Foreign flavor

WEDDINGTON – As a French-born citizen of German descent who’s spent most of his adult life teaching in England, Nordine Schweitzer said coming to teach in America came naturally.

Schweitzer recently began his second year teaching French at Weddington Middle School through the Visiting International Faculty program. A “cultural exchange” program, VIF allows educators from other countries to teach in the United States for up to three to five years.

Prior to coming to the U.S., Schweitzer spent about seven years teaching French in the London area. But he always had his eye on America and Australia, he said, and wanted to pursue teaching in at least one of the two

“I was quite attracted to America,” Schweitzer said. “It’s one of the biggest countries in the world (so) it kind of made sense to come check it out.”

Schweitzer said he chose to go with the VIF program because it made it easier to come to the U.S. to teach. The program provides clients with support obtaining their visas, driver’s licenses, a place to live and other resources.

“It was a pretty smooth transition,” Schweitzer said. “The good thing about VIF is you get to meet the other (VIF) teachers, so you’re not on your own right away.”

Teaching at Weddington Middle hasn’t been that different from teaching in England, Schweitzer said. The demographics and students are similar to that of Schweitzer’s school in England, he said, with the main difference being the level of exposure to other cultures.

“The main difference here is I teach kids that have maybe never even gone out of North Carolina, may not have even met a foreign person,” Schweitzer said. “It’s something quite new for them. Things that maybe seem obvious to me (might not be) obvious to them.”

That’s why Schweitzer is working hard to bring an international perspective to his students. He draws upon his experiences living in France, teaching in England and visiting other countries and incorporates those into his

For instance, before he begins teaching his students the French language – or anything about France – he has them look at a map of the world and begin the semester by discussing the U.S.

“Before we look at other countries, we need to look at (the students’) country,” Schweitzer said. “I think it’s very important for them to know where they are, where they fit into the entire world.”

One of the greatest differences between the educational systems in Europe and America is there’s a stronger emphasis on testing and grades in the U.S., which can cause some delays in being able to incorporate more of the cultural exchange teaching, Schweitzer said. Students in Europe also have more opportunities to take field trips, particularly to foreign destinations, he said.

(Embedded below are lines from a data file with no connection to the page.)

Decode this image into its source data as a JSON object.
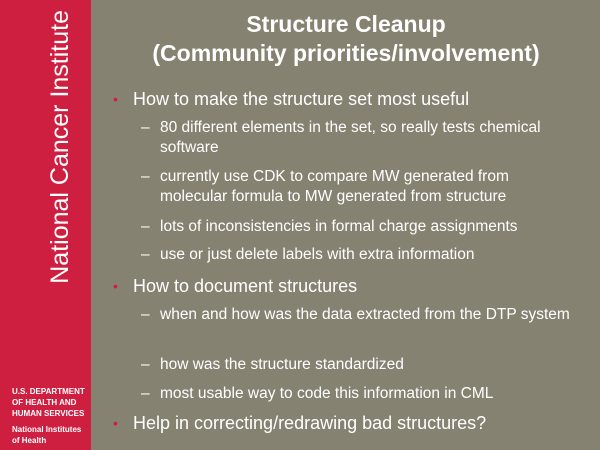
{
  "sidebar": {
    "institute": "National Cancer Institute",
    "hhs_lines": [
      "U.S. DEPARTMENT",
      "OF HEALTH AND",
      "HUMAN SERVICES"
    ],
    "nih_lines": [
      "National Institutes",
      "of Health"
    ],
    "color": "#cf1f40"
  },
  "title": {
    "line1": "Structure Cleanup",
    "line2": "(Community priorities/involvement)"
  },
  "bullets": [
    {
      "text": "How to make the structure set most useful",
      "subs": [
        "80 different elements in the set, so really tests chemical software",
        "currently use CDK to compare MW generated from molecular formula to MW generated from structure",
        "lots of inconsistencies in formal charge assignments",
        "use or just delete labels with extra information"
      ]
    },
    {
      "text": "How to document structures",
      "subs": [
        "when and how was the data extracted from the DTP system",
        "how was the structure standardized",
        "most usable way to code this information in CML"
      ]
    },
    {
      "text": "Help in correcting/redrawing bad structures?",
      "subs": []
    }
  ],
  "colors": {
    "background": "#868272",
    "bullet": "#d7193c",
    "text": "#ffffff"
  }
}
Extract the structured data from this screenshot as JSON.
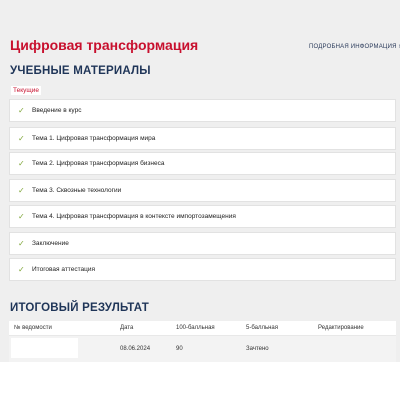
{
  "course": {
    "title": "Цифровая трансформация",
    "more_info": "ПОДРОБНАЯ ИНФОРМАЦИЯ",
    "more_icon": "chevron-right-icon"
  },
  "materials": {
    "heading": "УЧЕБНЫЕ МАТЕРИАЛЫ",
    "current_tag": "Текущие",
    "check_color": "#7fa63a",
    "items": [
      {
        "label": "Введение в курс"
      },
      {
        "label": "Тема 1. Цифровая трансформация мира"
      },
      {
        "label": "Тема 2. Цифровая трансформация бизнеса"
      },
      {
        "label": "Тема 3. Сквозные технологии"
      },
      {
        "label": "Тема 4. Цифровая трансформация в контексте импортозамещения"
      },
      {
        "label": "Заключение"
      },
      {
        "label": "Итоговая аттестация"
      }
    ]
  },
  "results": {
    "heading": "ИТОГОВЫЙ РЕЗУЛЬТАТ",
    "columns": [
      "№ ведомости",
      "Дата",
      "100-балльная",
      "5-балльная",
      "Редактирование"
    ],
    "rows": [
      {
        "statement": "",
        "date": "08.06.2024",
        "score100": "90",
        "score5": "Зачтено",
        "edit": ""
      }
    ]
  },
  "colors": {
    "accent": "#c8102e",
    "heading": "#1f3558"
  }
}
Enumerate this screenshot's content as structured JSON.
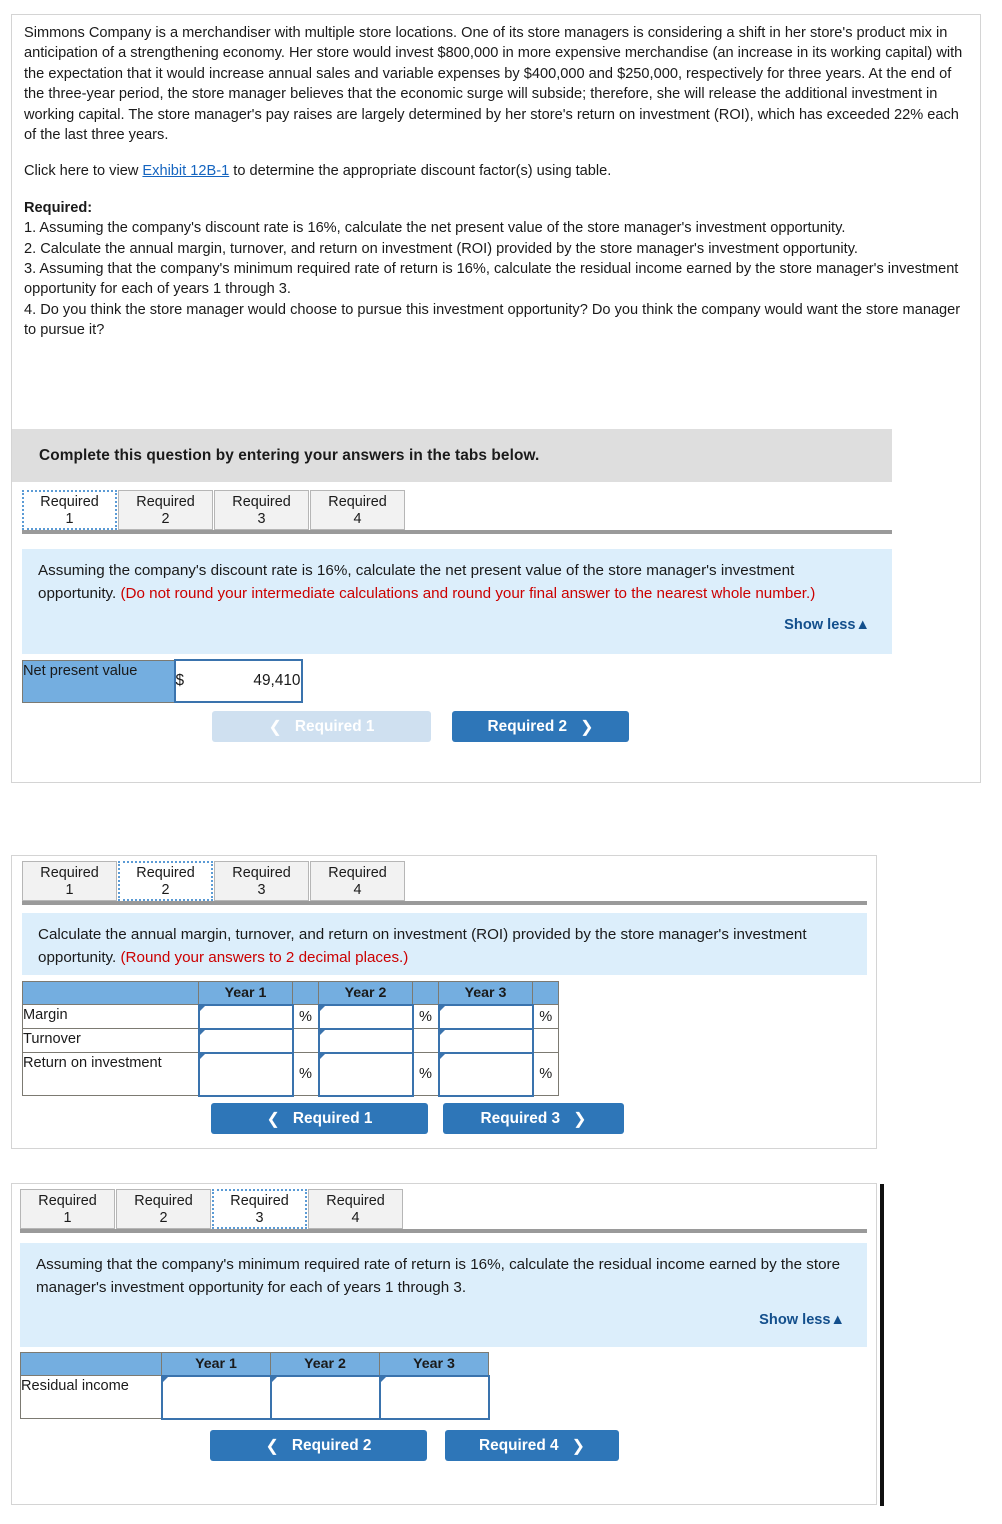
{
  "problem": {
    "paragraph1": "Simmons Company is a merchandiser with multiple store locations. One of its store managers is considering a shift in her store's product mix in anticipation of a strengthening economy. Her store would invest $800,000 in more expensive merchandise (an increase in its working capital) with the expectation that it would increase annual sales and variable expenses by $400,000 and $250,000, respectively for three years. At the end of the three-year period, the store manager believes that the economic surge will subside; therefore, she will release the additional investment in working capital. The store manager's pay raises are largely determined by her store's return on investment (ROI), which has exceeded 22% each of the last three years.",
    "exhibit_prefix": "Click here to view ",
    "exhibit_link": "Exhibit 12B-1",
    "exhibit_suffix": " to determine the appropriate discount factor(s) using table.",
    "required_heading": "Required:",
    "item1": "1. Assuming the company's discount rate is 16%, calculate the net present value of the store manager's investment opportunity.",
    "item2": "2. Calculate the annual margin, turnover, and return on investment (ROI) provided by the store manager's investment opportunity.",
    "item3": "3. Assuming that the company's minimum required rate of return is 16%, calculate the residual income earned by the store manager's investment opportunity for each of years 1 through 3.",
    "item4": "4. Do you think the store manager would choose to pursue this investment opportunity? Do you think the company would want the store manager to pursue it?"
  },
  "banner": {
    "text": "Complete this question by entering your answers in the tabs below."
  },
  "tabs": {
    "labels": [
      "Required",
      "Required",
      "Required",
      "Required"
    ],
    "numbers": [
      "1",
      "2",
      "3",
      "4"
    ],
    "active_panel1": 0,
    "active_panel2": 1,
    "active_panel3": 2
  },
  "panel1": {
    "instruction_black1": "Assuming the company's discount rate is 16%, calculate the net present value of the store manager's investment opportunity. ",
    "instruction_red": "(Do not round your intermediate calculations and round your final answer to the nearest whole number.)",
    "show_less": "Show less▲",
    "row_label": "Net present value",
    "currency_symbol": "$",
    "value": "49,410",
    "prev_button": "Required 1",
    "next_button": "Required 2"
  },
  "panel2": {
    "instruction_black1": "Calculate the annual margin, turnover, and return on investment (ROI) provided by the store manager's investment opportunity. ",
    "instruction_red": "(Round your answers to 2 decimal places.)",
    "column_headers": [
      "",
      "Year 1",
      "",
      "Year 2",
      "",
      "Year 3",
      ""
    ],
    "year_headers": [
      "Year 1",
      "Year 2",
      "Year 3"
    ],
    "rows": [
      {
        "label": "Margin",
        "values": [
          "",
          "",
          ""
        ],
        "suffix": [
          "%",
          "%",
          "%"
        ]
      },
      {
        "label": "Turnover",
        "values": [
          "",
          "",
          ""
        ],
        "suffix": [
          "",
          "",
          ""
        ]
      },
      {
        "label": "Return on investment",
        "values": [
          "",
          "",
          ""
        ],
        "suffix": [
          "%",
          "%",
          "%"
        ]
      }
    ],
    "prev_button": "Required 1",
    "next_button": "Required 3"
  },
  "panel3": {
    "instruction_black1": "Assuming that the company's minimum required rate of return is 16%, calculate the residual income earned by the store manager's investment opportunity for each of years 1 through 3.",
    "show_less": "Show less▲",
    "year_headers": [
      "Year 1",
      "Year 2",
      "Year 3"
    ],
    "rows": [
      {
        "label": "Residual income",
        "values": [
          "",
          "",
          ""
        ]
      }
    ],
    "prev_button": "Required 2",
    "next_button": "Required 4"
  },
  "colors": {
    "accent_blue": "#2e76b8",
    "table_header_blue": "#74aee0",
    "instruction_bg": "#dceefb",
    "red_note": "#cc0000",
    "link_blue": "#1565c0",
    "banner_gray": "#dedede"
  }
}
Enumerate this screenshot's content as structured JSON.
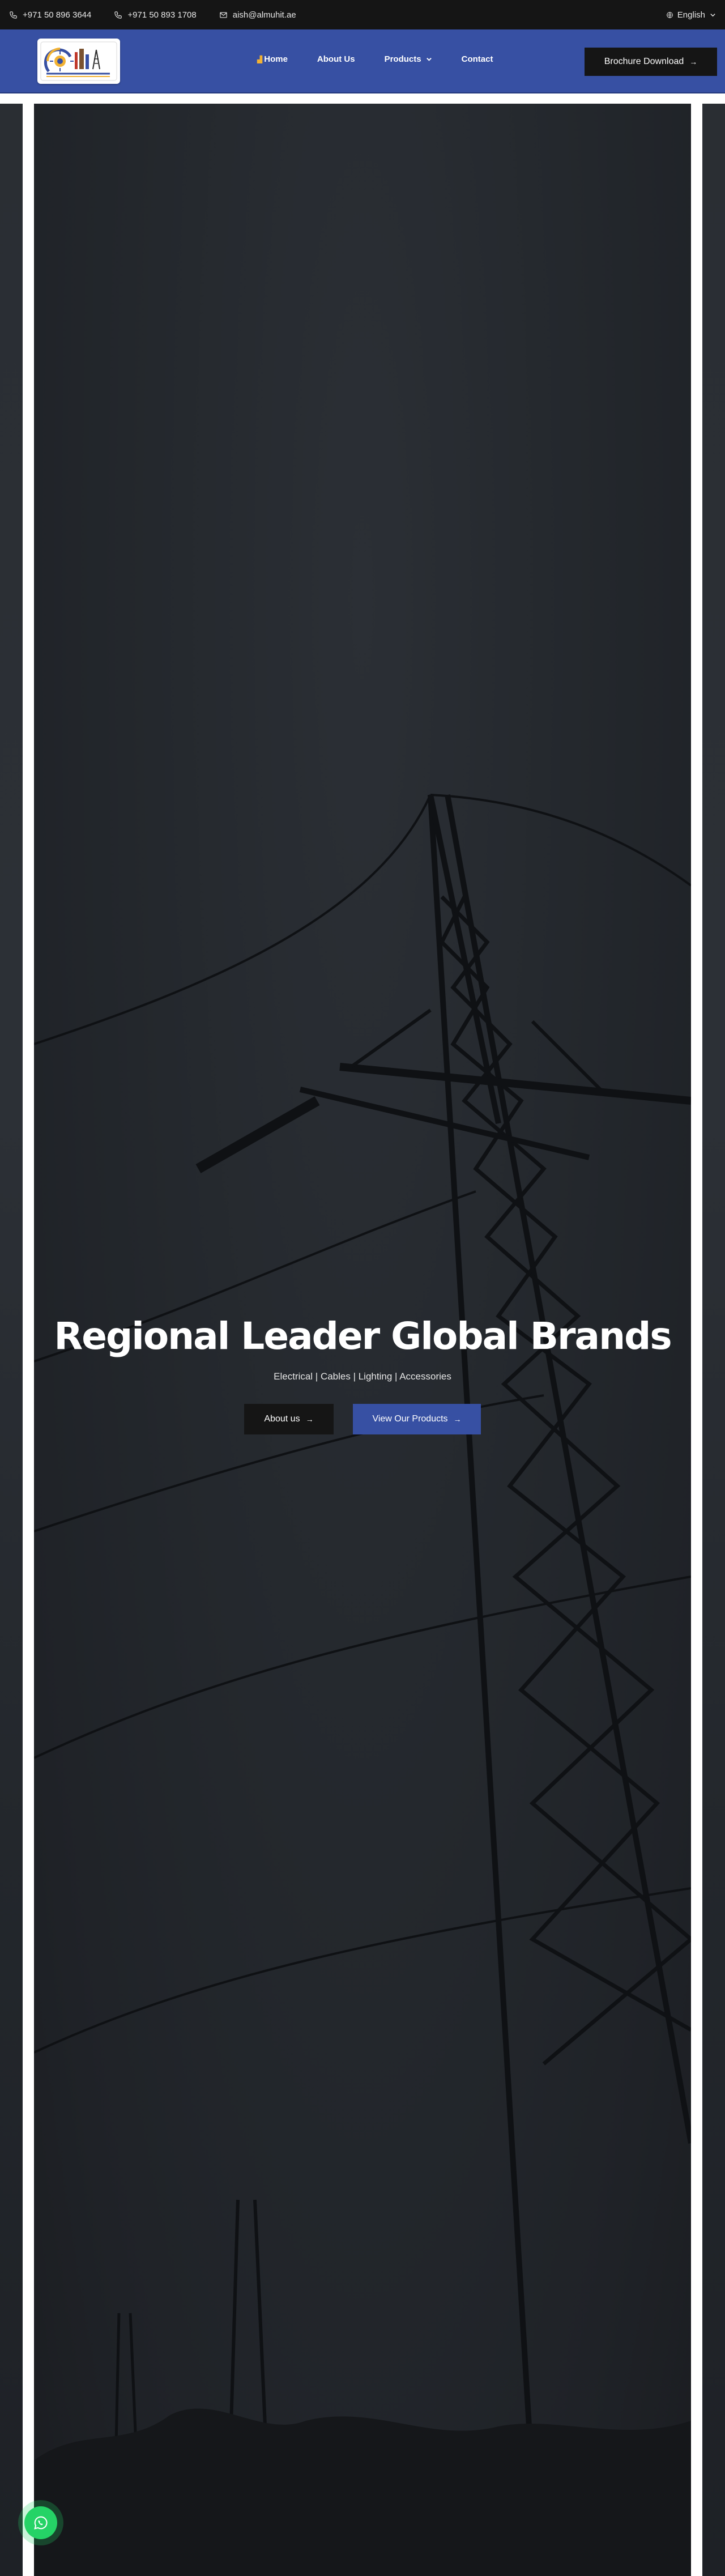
{
  "topbar": {
    "phone1": "+971 50 896 3644",
    "phone2": "+971 50 893 1708",
    "email": "aish@almuhit.ae",
    "language": "English",
    "icons": [
      "phone-icon",
      "phone-icon",
      "mail-icon",
      "globe-icon",
      "chevron-down-icon"
    ]
  },
  "header": {
    "nav": [
      {
        "label": "Home"
      },
      {
        "label": "About Us"
      },
      {
        "label": "Products"
      },
      {
        "label": "Contact"
      }
    ],
    "brochure_label": "Brochure Download",
    "colors": {
      "brand": "#3750a3",
      "dark": "#151515",
      "accent": "#f2b233"
    }
  },
  "hero": {
    "title": "Regional Leader Global Brands",
    "subtitle": "Electrical | Cables | Lighting | Accessories",
    "btn_about": "About us",
    "btn_products": "View Our Products"
  },
  "whatsapp": {
    "icon": "whatsapp-icon",
    "color": "#25d366"
  }
}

But one thing he loves about the school system in the U.S. and, particularly, Union County, is the inclusion of technology such as laptops and interactive white boards.

“They’re a good teaching tool,” Schweitzer said. “That’s what’s really good about Union County. That didn’t happen back in the U.K. What Union County is doing with (technology) is really good.”

For VIF teachers, cultural exchange isn’t a one-way street. Schweitzer plans to take some of the things he’s learned living in the U.S. and share them with others abroad.

“What I like about people (in America) is they’re a lot more relaxed,” he said. “You experience a bigger sense of freedom around here.”

Something else he’s learned is the value of being able to travel. Since coming to America, Schweitzer has taken a trip to visit California, the Grand Canyon and other popular geographical destinations.

Schweitzer said his favorite thing about being in North Carolina is the weather and the opportunity to enjoy sports he loves, such as tennis, soccer and ultimate Frisbee.

“People are quite into sports here,” he said. “It’s nice to be able to get outside each week.”

And what he misses most about home?

“I miss the food in France. I know, it’s cliché.”